Des voix dans le noir

Seul en scène, de dos (au public), « dans la pénombre », Jean parle comme à lui-même : « je ne veux pas compter les années… Il me semble que tout est resté si vivant… cela n’appartient pas au passé. » Ce sont les premiers mots de la pièce et ils en disent tout le balancement. Plus loin, cette didascalie : « A mesure que les répliques se succèdent, la lumière baisse, si bien que l’on finit par entendre leurs voix dans le noir », en dit le mouvement fait d’affleurements, d’apparitions et de disparitions lentes. Dans cette pièce, Patrick Modiano a l’élégance d’aborder le théâtre par le théâtre.

Trois pièces traversent sa pièce : La Mouette de Tchekhov dans la traduction d’Elsa Triolet, Bon week-end Gonzales, une pièce de boulevard (imaginaire), et L’Inconnue d’Arras, autre pièce imaginaire dont le titre convoque le fantôme de Jean Giraudoux. Elvire, la mère de Jean, a donné ce prénom à son fils en pensant à l’auteur de L’Apollon de Bellac qu’elle aurait aimé rencontrer et en être l’interprète mais elle n’a joué que du boulevard, sans grand succès. Elle vit avec un écrivain, Caveux – « Caveux n’est pas un écrivain… tout juste un journaliste » –, dit Jean, prétentieux, méchant et médiocre. Le parallèle est tôt fait, par les personnages eux-mêmes, avec la pièce de Tchekhov : Jean/Constantin, Dominique/ Nina, Caveux/Trigorine, Elvire/Arkadina. C’est une béquille qui reste une béquille.

En revanche, Modiano se délecte à parcourir le quartier déjà arpenté dans ses romans : la rue Blanche, la rue Henri-Monnier, la rue des Mathurins, le boulevard de Clichy, le boulevard des Batignolles où se situe le Théâtre Hébertot, seul cité dans la pièce, ainsi que son directeur de l’époque, Jacques Hébertot.

Le théâtre où Dominique répète La Mouette et celui où Elvire joue Bon week-end Gonzales sont contigus. Un tunnel, dit-on, les relie. Le vieux régisseur Robert le Tapia en connaît peut-être l’existence. Tout se passe dans le confinement de ces vieux théâtres parisiens de la rive droite pleins d’odeurs, débordants de souvenirs, habités d’acteurs et de spectateurs fantômes du passé ou d’eux-mêmes. Aujourd’hui comme hier, « c’est toujours les mêmes coulisses, les mêmes loges, le même velours rouge, et la même angoisse avant d’entrer en scène », dit Jean, porte-parole implicite de Modiano.

Les vies s’y déchirent à pas et mots feutrés.

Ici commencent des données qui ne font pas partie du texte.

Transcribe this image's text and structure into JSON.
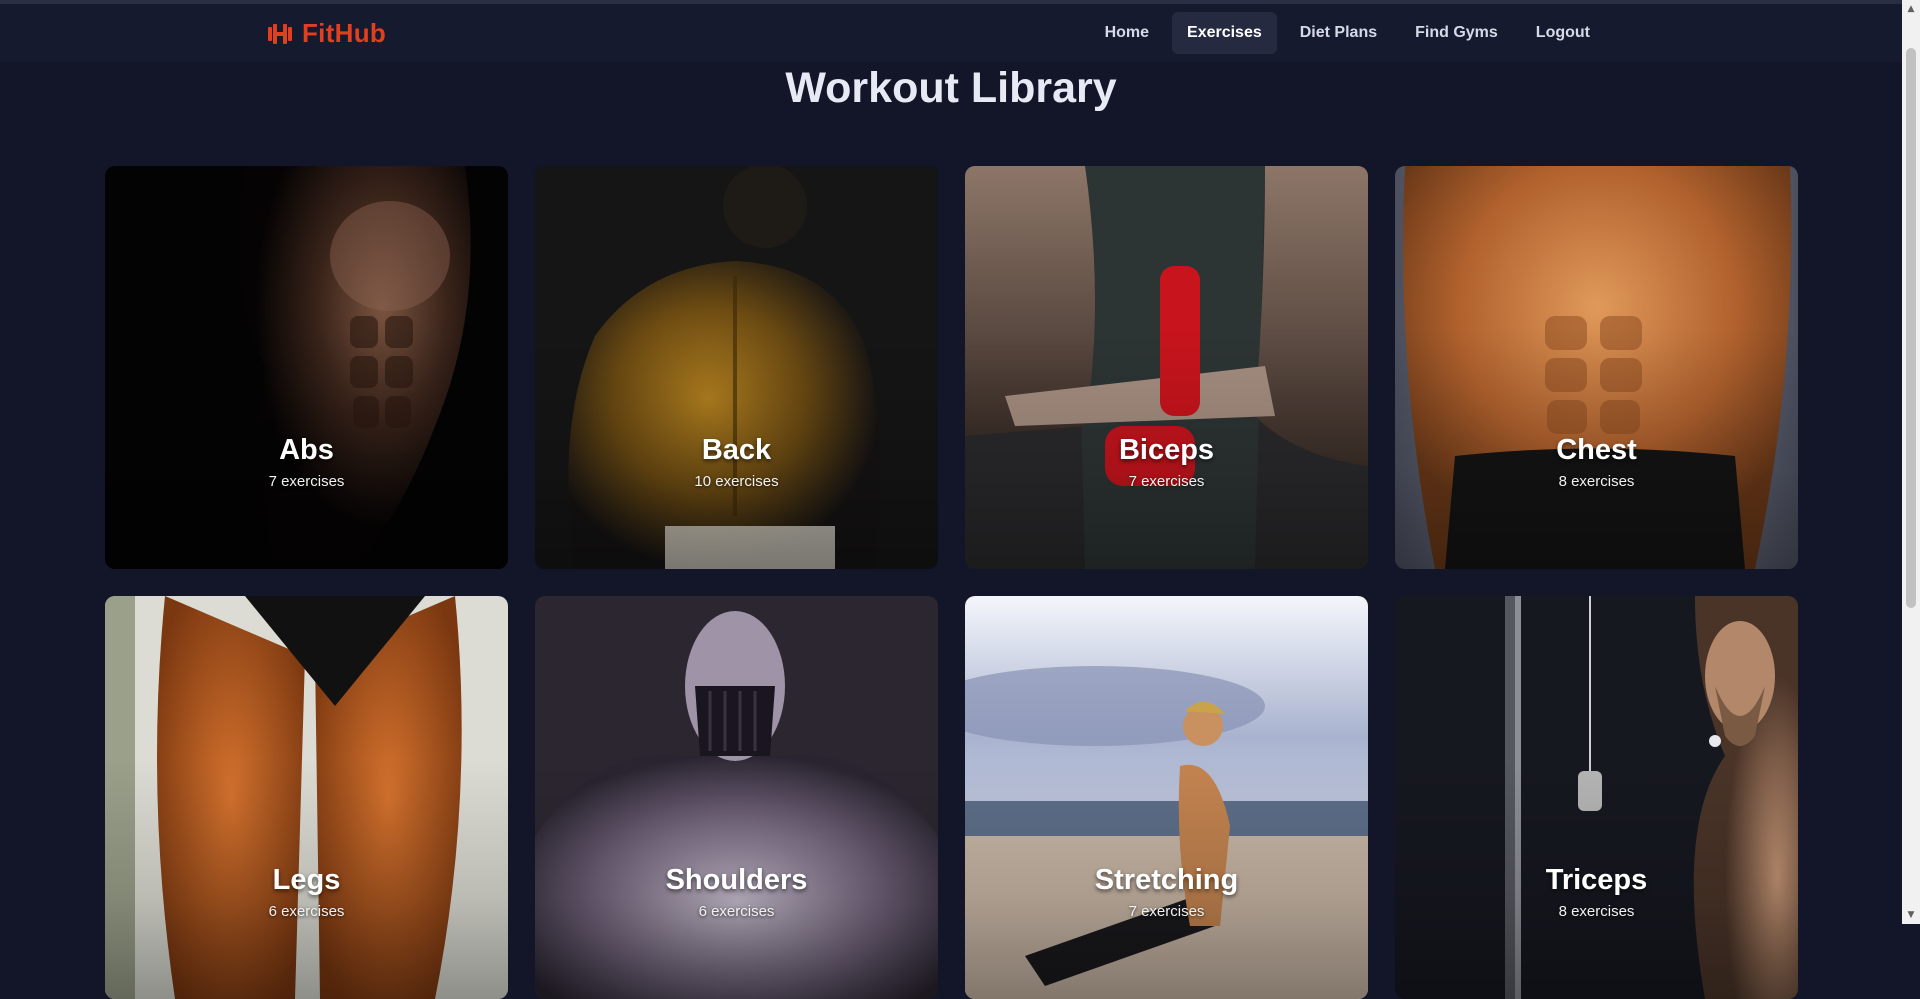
{
  "brand": {
    "name": "FitHub",
    "icon": "dumbbell-icon",
    "color": "#e0401e"
  },
  "nav": {
    "items": [
      {
        "label": "Home",
        "active": false
      },
      {
        "label": "Exercises",
        "active": true
      },
      {
        "label": "Diet Plans",
        "active": false
      },
      {
        "label": "Find Gyms",
        "active": false
      },
      {
        "label": "Logout",
        "active": false
      }
    ]
  },
  "page": {
    "title": "Workout Library"
  },
  "categories": [
    {
      "name": "Abs",
      "count": "7 exercises"
    },
    {
      "name": "Back",
      "count": "10 exercises"
    },
    {
      "name": "Biceps",
      "count": "7 exercises"
    },
    {
      "name": "Chest",
      "count": "8 exercises"
    },
    {
      "name": "Legs",
      "count": "6 exercises"
    },
    {
      "name": "Shoulders",
      "count": "6 exercises"
    },
    {
      "name": "Stretching",
      "count": "7 exercises"
    },
    {
      "name": "Triceps",
      "count": "8 exercises"
    }
  ],
  "theme": {
    "background": "#131528",
    "navbar": "#161a2e",
    "active_tab": "#262a40"
  }
}
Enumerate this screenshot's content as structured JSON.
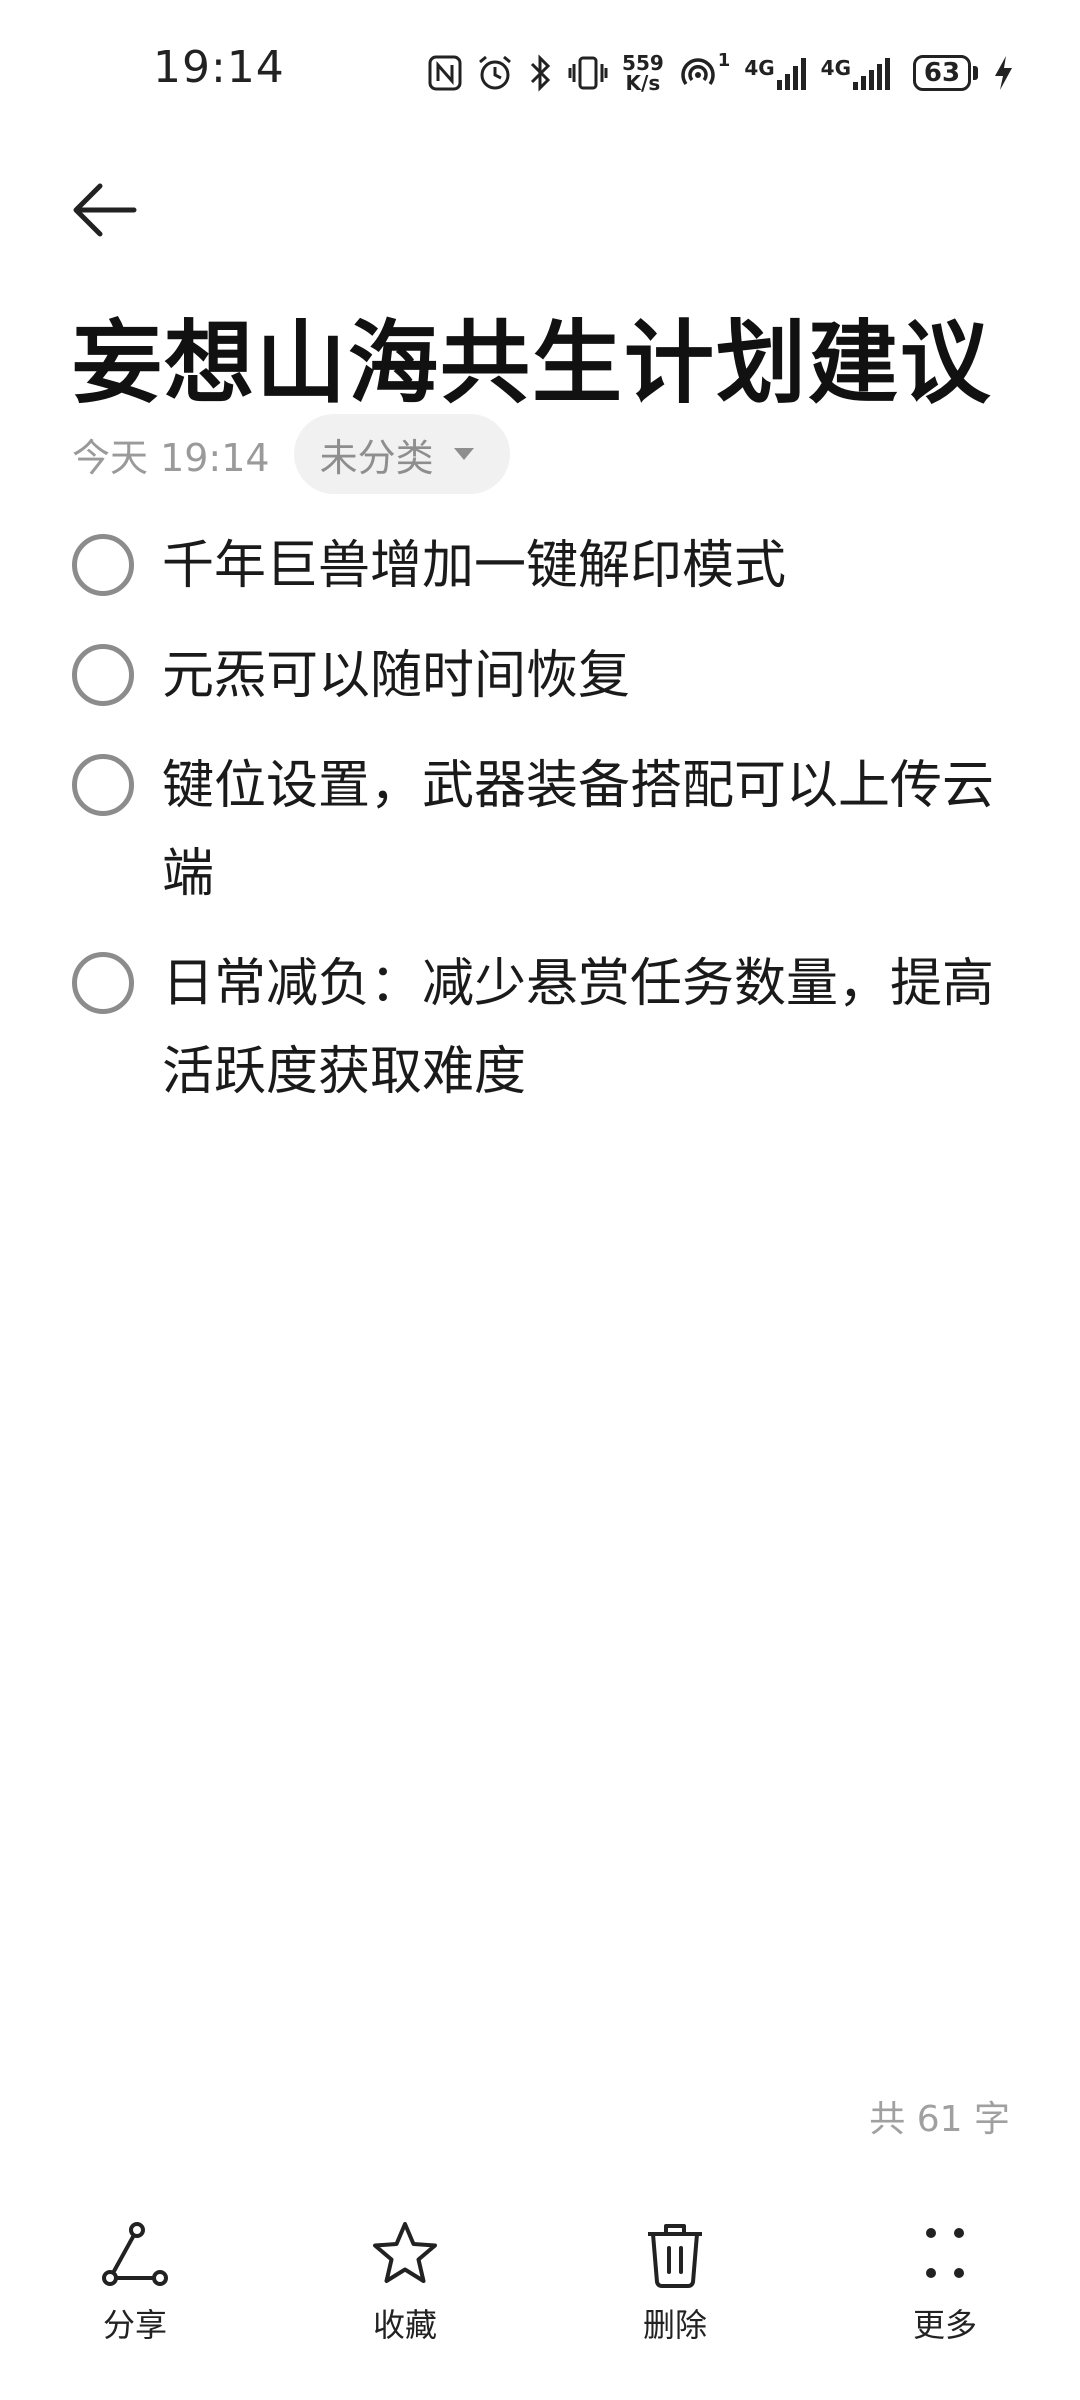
{
  "status_bar": {
    "time": "19:14",
    "speed_value": "559",
    "speed_unit": "K/s",
    "hotspot_count": "1",
    "network1": "4G",
    "network2": "4G",
    "battery": "63"
  },
  "note": {
    "title": "妄想山海共生计划建议",
    "date": "今天 19:14",
    "category": "未分类",
    "items": [
      {
        "text": "千年巨兽增加一键解印模式",
        "checked": false
      },
      {
        "text": "元炁可以随时间恢复",
        "checked": false
      },
      {
        "text": "键位设置，武器装备搭配可以上传云端",
        "checked": false
      },
      {
        "text": "日常减负：减少悬赏任务数量，提高活跃度获取难度",
        "checked": false
      }
    ],
    "word_count": "共 61 字"
  },
  "toolbar": {
    "share": "分享",
    "favorite": "收藏",
    "delete": "删除",
    "more": "更多"
  },
  "icons": {
    "back": "arrow-left-icon",
    "share": "share-icon",
    "favorite": "star-icon",
    "delete": "trash-icon",
    "more": "dots-grid-icon",
    "category": "triangle-down-icon"
  }
}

Pas d’esclandre, pas de cris, pas de « théâtre ». Beaucoup de scènes se passent dans une des loges où l’on entend les voix un peu lointaines et étrangement présentes qui arrivent de la scène dans les « retours ». Tous les personnages sont habités par le théâtre ; certains finissent par y rester à demeure, à s’y lover. Dans ces loges et ces scènes sans fenêtre, le temps s’absente ou dérive dans tous les sens. Jean rencontre sa mère en compagnie de Caveux : « En quelle année sommes-nous ? Je croyais vraiment que vous étiez morts. »

Une seule date traverse la pièce : le lundi 19 septembre 1966. Date de la générale de La Mouette dans un théâtre dont on peut penser qu’il s’agit du Théâtre des Mathurins ; la date de « nos débuts dans la vie », dit Jean.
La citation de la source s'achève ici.